There is a need to establish reliable measurement approaches, datasets and models. Given its complexity, measuring indoor air quality is challenging. A national baseline assessment of pollutants and how to measure them in various indoor environments would be a useful first step in developing a nationwide inventory to facilitate research and monitoring of pollution levels and health impacts. Data could also be integrated from existing sources, e.g. building management systems. As larger datasets are collected, AI, machine learning and methods such as statistical clustering could be used to identify patterns.

Stable long-term funding is needed for research and monitoring given the complexity of the topic and the collaboration required. While there have been several funding calls for indoor air quality research in recent years, concerns remain about what happens when these funding streams end. For example, funding for a long- term systematic indoor air quality and health surveillance project would improve understanding of health effects and how the presence of pollutants may evolve over time.

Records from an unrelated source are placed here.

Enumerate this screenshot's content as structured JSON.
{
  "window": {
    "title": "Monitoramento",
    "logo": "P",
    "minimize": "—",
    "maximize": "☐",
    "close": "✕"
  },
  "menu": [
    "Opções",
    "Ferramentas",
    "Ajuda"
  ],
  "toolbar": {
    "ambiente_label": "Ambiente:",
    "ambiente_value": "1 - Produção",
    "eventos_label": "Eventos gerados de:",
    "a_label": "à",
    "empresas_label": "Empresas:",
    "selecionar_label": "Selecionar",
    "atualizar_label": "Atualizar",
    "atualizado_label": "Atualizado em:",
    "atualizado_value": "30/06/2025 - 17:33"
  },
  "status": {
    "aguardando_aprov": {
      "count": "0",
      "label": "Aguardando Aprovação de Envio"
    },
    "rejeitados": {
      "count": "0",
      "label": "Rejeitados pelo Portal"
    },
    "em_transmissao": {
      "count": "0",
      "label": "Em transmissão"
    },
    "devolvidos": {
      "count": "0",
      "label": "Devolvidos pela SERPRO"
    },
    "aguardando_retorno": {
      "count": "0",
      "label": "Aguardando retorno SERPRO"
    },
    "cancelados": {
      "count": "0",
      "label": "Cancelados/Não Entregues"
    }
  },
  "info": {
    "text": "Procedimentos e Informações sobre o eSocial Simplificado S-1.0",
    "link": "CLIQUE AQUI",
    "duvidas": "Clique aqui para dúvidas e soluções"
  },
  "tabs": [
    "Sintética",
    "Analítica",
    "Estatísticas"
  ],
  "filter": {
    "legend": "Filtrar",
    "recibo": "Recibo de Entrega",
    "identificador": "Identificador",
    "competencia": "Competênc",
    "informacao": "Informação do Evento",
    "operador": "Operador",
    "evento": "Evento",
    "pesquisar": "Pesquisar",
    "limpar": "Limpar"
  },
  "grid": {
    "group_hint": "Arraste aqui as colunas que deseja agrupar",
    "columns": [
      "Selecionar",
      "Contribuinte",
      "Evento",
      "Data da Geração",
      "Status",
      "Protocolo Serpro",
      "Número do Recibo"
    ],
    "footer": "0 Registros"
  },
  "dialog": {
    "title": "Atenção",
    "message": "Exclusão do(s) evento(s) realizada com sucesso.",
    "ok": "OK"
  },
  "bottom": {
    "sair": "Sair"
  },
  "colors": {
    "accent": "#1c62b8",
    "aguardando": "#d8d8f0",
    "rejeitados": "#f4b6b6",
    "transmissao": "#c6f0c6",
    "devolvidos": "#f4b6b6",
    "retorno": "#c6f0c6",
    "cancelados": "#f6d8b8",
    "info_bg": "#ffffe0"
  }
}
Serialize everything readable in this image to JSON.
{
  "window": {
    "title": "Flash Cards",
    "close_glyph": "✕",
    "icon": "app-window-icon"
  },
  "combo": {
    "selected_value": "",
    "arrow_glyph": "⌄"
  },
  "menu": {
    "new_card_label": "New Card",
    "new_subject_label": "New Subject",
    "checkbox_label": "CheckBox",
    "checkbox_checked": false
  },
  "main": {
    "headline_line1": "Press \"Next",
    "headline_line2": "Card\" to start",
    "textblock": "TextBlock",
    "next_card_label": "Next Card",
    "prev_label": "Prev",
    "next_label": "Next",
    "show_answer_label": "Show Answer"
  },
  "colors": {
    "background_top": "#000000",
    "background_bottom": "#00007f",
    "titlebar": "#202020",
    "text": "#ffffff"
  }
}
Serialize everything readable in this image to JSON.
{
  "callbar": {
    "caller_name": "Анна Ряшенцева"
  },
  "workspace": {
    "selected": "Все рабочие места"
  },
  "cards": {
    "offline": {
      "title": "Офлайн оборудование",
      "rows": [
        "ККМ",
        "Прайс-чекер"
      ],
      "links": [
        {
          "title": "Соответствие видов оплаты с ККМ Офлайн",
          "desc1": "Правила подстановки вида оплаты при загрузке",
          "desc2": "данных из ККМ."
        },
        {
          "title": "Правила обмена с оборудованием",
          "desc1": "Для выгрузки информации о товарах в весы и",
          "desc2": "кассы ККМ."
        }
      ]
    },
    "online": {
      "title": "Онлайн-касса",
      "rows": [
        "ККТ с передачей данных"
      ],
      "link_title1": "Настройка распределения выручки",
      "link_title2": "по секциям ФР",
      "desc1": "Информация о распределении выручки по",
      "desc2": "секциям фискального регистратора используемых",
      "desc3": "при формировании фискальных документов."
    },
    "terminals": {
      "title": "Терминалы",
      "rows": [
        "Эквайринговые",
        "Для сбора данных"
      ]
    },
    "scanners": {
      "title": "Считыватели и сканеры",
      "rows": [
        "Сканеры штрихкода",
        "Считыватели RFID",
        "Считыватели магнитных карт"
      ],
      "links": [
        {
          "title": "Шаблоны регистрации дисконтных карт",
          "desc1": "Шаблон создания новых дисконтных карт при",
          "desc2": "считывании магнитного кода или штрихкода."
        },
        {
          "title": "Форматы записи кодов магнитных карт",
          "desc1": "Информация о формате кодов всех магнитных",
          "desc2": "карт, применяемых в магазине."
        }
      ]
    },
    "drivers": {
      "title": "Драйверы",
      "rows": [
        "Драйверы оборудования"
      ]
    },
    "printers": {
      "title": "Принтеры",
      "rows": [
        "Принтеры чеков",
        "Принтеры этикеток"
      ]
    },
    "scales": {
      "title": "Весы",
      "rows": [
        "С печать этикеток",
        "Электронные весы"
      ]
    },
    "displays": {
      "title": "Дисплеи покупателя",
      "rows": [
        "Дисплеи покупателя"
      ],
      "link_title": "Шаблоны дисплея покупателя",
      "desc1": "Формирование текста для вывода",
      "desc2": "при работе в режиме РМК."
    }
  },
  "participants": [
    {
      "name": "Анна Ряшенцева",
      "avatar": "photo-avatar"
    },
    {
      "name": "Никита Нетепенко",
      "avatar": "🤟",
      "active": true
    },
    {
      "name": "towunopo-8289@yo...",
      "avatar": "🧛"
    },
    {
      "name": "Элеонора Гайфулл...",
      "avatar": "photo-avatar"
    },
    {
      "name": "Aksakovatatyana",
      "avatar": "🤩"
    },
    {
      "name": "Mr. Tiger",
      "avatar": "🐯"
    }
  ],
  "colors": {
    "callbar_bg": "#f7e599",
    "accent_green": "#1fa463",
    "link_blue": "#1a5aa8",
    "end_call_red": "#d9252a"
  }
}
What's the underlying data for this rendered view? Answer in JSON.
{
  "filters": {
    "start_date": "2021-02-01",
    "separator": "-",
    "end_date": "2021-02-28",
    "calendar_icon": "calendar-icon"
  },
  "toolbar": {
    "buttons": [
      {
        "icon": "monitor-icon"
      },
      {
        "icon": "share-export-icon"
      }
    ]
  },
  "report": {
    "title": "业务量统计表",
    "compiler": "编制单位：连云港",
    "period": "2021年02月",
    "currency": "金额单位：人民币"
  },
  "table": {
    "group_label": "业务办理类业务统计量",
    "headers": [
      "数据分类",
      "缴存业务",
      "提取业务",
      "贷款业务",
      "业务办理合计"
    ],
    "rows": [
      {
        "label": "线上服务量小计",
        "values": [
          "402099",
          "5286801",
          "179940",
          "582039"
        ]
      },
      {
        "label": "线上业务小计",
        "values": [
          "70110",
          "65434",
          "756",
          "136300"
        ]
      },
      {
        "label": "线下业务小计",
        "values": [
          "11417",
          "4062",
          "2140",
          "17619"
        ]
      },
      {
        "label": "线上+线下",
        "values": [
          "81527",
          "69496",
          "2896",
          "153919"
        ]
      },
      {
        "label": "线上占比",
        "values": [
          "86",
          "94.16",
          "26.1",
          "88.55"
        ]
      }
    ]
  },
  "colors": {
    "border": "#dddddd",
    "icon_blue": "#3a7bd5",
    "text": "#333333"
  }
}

Mechanisms are needed to enable collaboration between disciplines, sectors, and settings. Researching indoor air quality requires the involvement of multiple disciplines (such as physical sciences, engineering, social sciences, and life sciences), policymakers, regulators, industry, academia, government departments and agencies, and the public, as well as involving different types of buildings such as homes, schools and workplaces.

There are considerable opportunities for innovation. This includes developing specialist measurement techniques such as practical and low-cost sensors and developing technologies to help reduce or control pollutants within an indoor environment, particularly when ventilation is not a practical or effective option.

Scientists need to engage with policymakers, stakeholders and the wider public to inform policy, engage them in research and to support people in making informed choices and mitigating risks. For example, many everyday activities such as cooking, cleaning, DIY, or opening windows can significantly alter indoor air quality.